Device 0: "GeForce GT 755M"
  CUDA Driver Version / Runtime Version          7.5 / 6.5
  CUDA Capability Major/Minor version number:    3.0
  Total amount of global memory:                 1024 MBytes (1073283072 bytes)
  ( 2) Multiprocessors, (192) CUDA Cores/MP:     384 CUDA Cores
  GPU Clock rate:                                1085 MHz (1.09 GHz)
  Memory Clock rate:                             2500 Mhz
  Memory Bus Width:                              128-bit
  L2 Cache Size:                                 262144 bytes
  Maximum Texture Dimension Size (x,y,z)         1D=(65536), 2D=(65536, 65536), 3D=(4096, 4096, 4096)
  Maximum Layered 1D Texture Size, (num) layers  1D=(16384), 2048 layers
  Maximum Layered 2D Texture Size, (num) layers  2D=(16384, 16384), 2048 layers
  Total amount of constant memory:               65536 bytes
  Total amount of shared memory per block:       49152 bytes
  Total number of registers available per block: 65536
  Warp size:                                     32
  Maximum number of threads per multiprocessor:  2048
  Maximum number of threads per block:           1024
  Max dimension size of a thread block (x,y,z): (1024, 1024, 64)
  Max dimension size of a grid size    (x,y,z): (2147483647, 65535, 65535)
  Maximum memory pitch:                          2147483647 bytes
  Texture alignment:                             512 bytes
  Concurrent copy and kernel execution:          Yes with 1 copy engine(s)
  Run time limit on kernels:                     Yes
  Integrated GPU sharing Host Memory:            No
  Support host page-locked memory mapping:       Yes
  Alignment requirement for Surfaces:            Yes
  Device has ECC support:                        Disabled
  Device supports Unified Addressing (UVA):      Yes
  Device PCI Bus ID / PCI location ID:           1 / 0

Solution

  • Everything is working "as advertised". The problem here is that you are mixing incompatible indexing schemes together, which is producing inconsistent results.

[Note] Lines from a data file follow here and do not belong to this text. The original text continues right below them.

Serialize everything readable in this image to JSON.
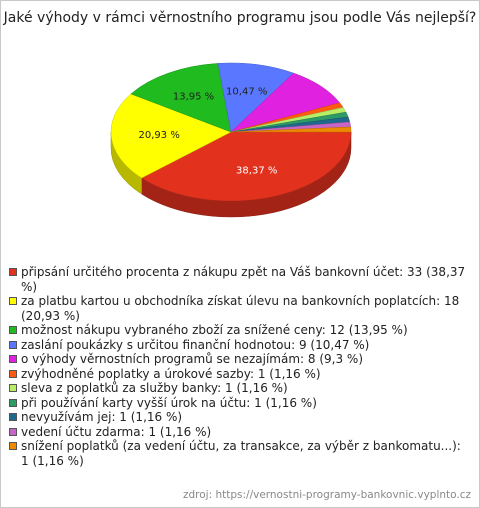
{
  "chart_data": {
    "type": "pie",
    "title": "Jaké výhody v rámci věrnostního programu jsou podle Vás nejlepší?",
    "categories": [
      "připsání určitého procenta z nákupu zpět na Váš bankovní účet: 33 (38,37 %)",
      "za platbu kartou u obchodníka získat úlevu na bankovních poplatcích: 18 (20,93 %)",
      "možnost nákupu vybraného zboží za snížené ceny: 12 (13,95 %)",
      "zaslání poukázky s určitou finanční hodnotou: 9 (10,47 %)",
      "o výhody věrnostních programů se nezajímám: 8 (9,3 %)",
      "zvýhodněné poplatky a úrokové sazby: 1 (1,16 %)",
      "sleva z poplatků za služby banky: 1 (1,16 %)",
      "při používání karty vyšší úrok na účtu: 1 (1,16 %)",
      "nevyužívám jej: 1 (1,16 %)",
      "vedení účtu zdarma: 1 (1,16 %)",
      "snížení poplatků (za vedení účtu, za transakce, za výběr z bankomatu...): 1 (1,16 %)"
    ],
    "values": [
      38.37,
      20.93,
      13.95,
      10.47,
      9.3,
      1.16,
      1.16,
      1.16,
      1.16,
      1.16,
      1.16
    ],
    "value_labels": [
      "38,37 %",
      "20,93 %",
      "13,95 %",
      "10,47 %",
      null,
      null,
      null,
      null,
      null,
      null,
      null
    ],
    "colors": [
      "#e2321e",
      "#ffff00",
      "#1fbb1f",
      "#5a78ff",
      "#e022e0",
      "#ff5a10",
      "#b8ee66",
      "#2e9a66",
      "#1f6a8c",
      "#c866c8",
      "#ee8a00"
    ],
    "source": "zdroj: https://vernostni-programy-bankovnic.vyplnto.cz"
  }
}
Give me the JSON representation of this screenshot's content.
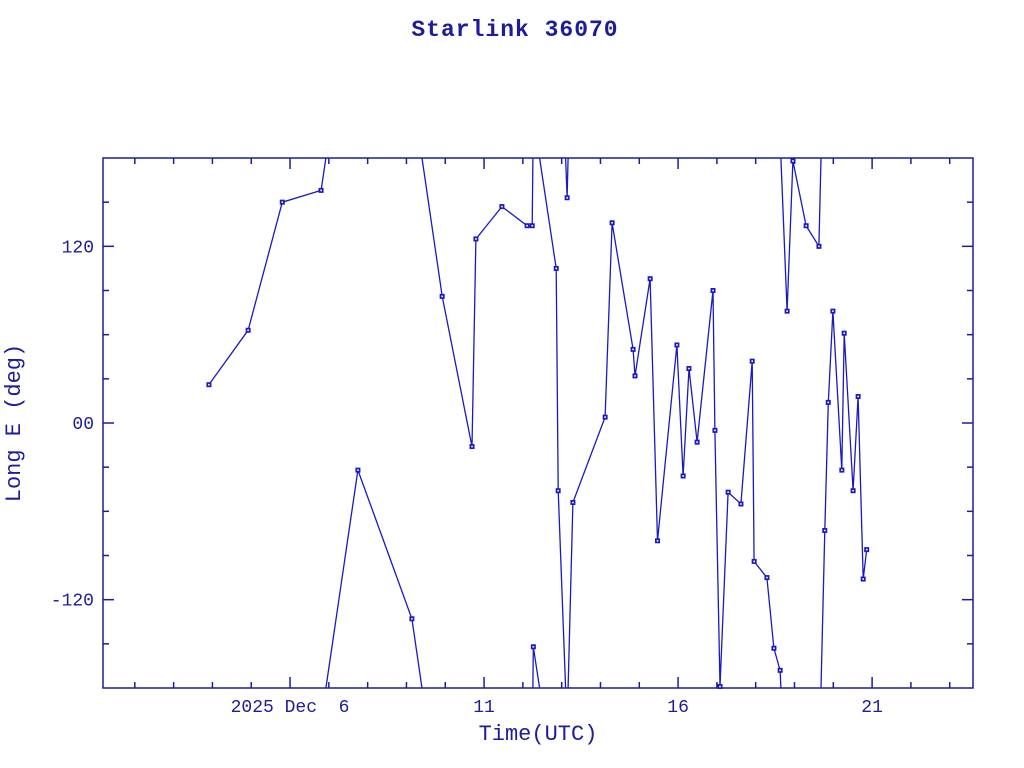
{
  "title": "Starlink 36070",
  "colors": {
    "background": "#ffffff",
    "axis": "#1c1c9c",
    "text": "#1c1c9c",
    "data": "#1a1ac0"
  },
  "chart_data": {
    "type": "line",
    "title": "Starlink 36070",
    "xlabel": "Time(UTC)",
    "ylabel": "Long E (deg)",
    "x_unit": "day of December 2025, UTC",
    "xlim": [
      1.18,
      23.6
    ],
    "ylim": [
      -180,
      180
    ],
    "grid": false,
    "legend": null,
    "marker": "square",
    "wrap_longitude": true,
    "x_major_ticks": [
      {
        "value": 6,
        "label": "2025 Dec  6"
      },
      {
        "value": 11,
        "label": "11"
      },
      {
        "value": 16,
        "label": "16"
      },
      {
        "value": 21,
        "label": "21"
      }
    ],
    "x_minor_step": 1,
    "y_major_ticks": [
      {
        "value": 120,
        "label": "120"
      },
      {
        "value": 0,
        "label": "00"
      },
      {
        "value": -120,
        "label": "-120"
      }
    ],
    "y_minor_step": 30,
    "points": [
      [
        3.91,
        26
      ],
      [
        4.92,
        63
      ],
      [
        5.8,
        150
      ],
      [
        6.8,
        158
      ],
      [
        7.75,
        -32
      ],
      [
        9.14,
        -133
      ],
      [
        9.92,
        86
      ],
      [
        10.69,
        -16
      ],
      [
        10.79,
        125
      ],
      [
        11.46,
        147
      ],
      [
        12.11,
        134
      ],
      [
        12.24,
        134
      ],
      [
        12.27,
        -152
      ],
      [
        12.86,
        105
      ],
      [
        12.91,
        -46
      ],
      [
        13.14,
        153
      ],
      [
        13.29,
        -54
      ],
      [
        14.12,
        4
      ],
      [
        14.3,
        136
      ],
      [
        14.84,
        50
      ],
      [
        14.89,
        32
      ],
      [
        15.28,
        98
      ],
      [
        15.47,
        -80
      ],
      [
        15.97,
        53
      ],
      [
        16.13,
        -36
      ],
      [
        16.28,
        37
      ],
      [
        16.49,
        -13
      ],
      [
        16.9,
        90
      ],
      [
        16.95,
        -5
      ],
      [
        17.08,
        -179
      ],
      [
        17.29,
        -47
      ],
      [
        17.62,
        -55
      ],
      [
        17.91,
        42
      ],
      [
        17.96,
        -94
      ],
      [
        18.29,
        -105
      ],
      [
        18.47,
        -153
      ],
      [
        18.63,
        -168
      ],
      [
        18.81,
        76
      ],
      [
        18.96,
        178
      ],
      [
        19.3,
        134
      ],
      [
        19.63,
        120
      ],
      [
        19.78,
        -73
      ],
      [
        19.87,
        14
      ],
      [
        19.99,
        76
      ],
      [
        20.22,
        -32
      ],
      [
        20.28,
        61
      ],
      [
        20.51,
        -46
      ],
      [
        20.64,
        18
      ],
      [
        20.77,
        -106
      ],
      [
        20.86,
        -86
      ]
    ]
  }
}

    If you wanted X and Y to appear as you expected, you would need to compute idx in a different way:

      __global__ void kIndexTest(float *M, float *X, float*Y)
      {
        int xidx = (blockDim.x * blockIdx.x) + threadIdx.x;
        int yidx = (blockDim.y * blockIdx.y) + threadIdx.y;
        int idx = (gridDim.x * blockDim.x * yidx) + xidx;
    
        X[idx] = xidx;
        Y[idx] = yidx;
        M[idx] = idx;
      }
    

    in this scheme, xidxand yidx are the grid x and y coordinates, and idx is the global index, all assuming column major ordering (i.e. x is the fastest varying dimension).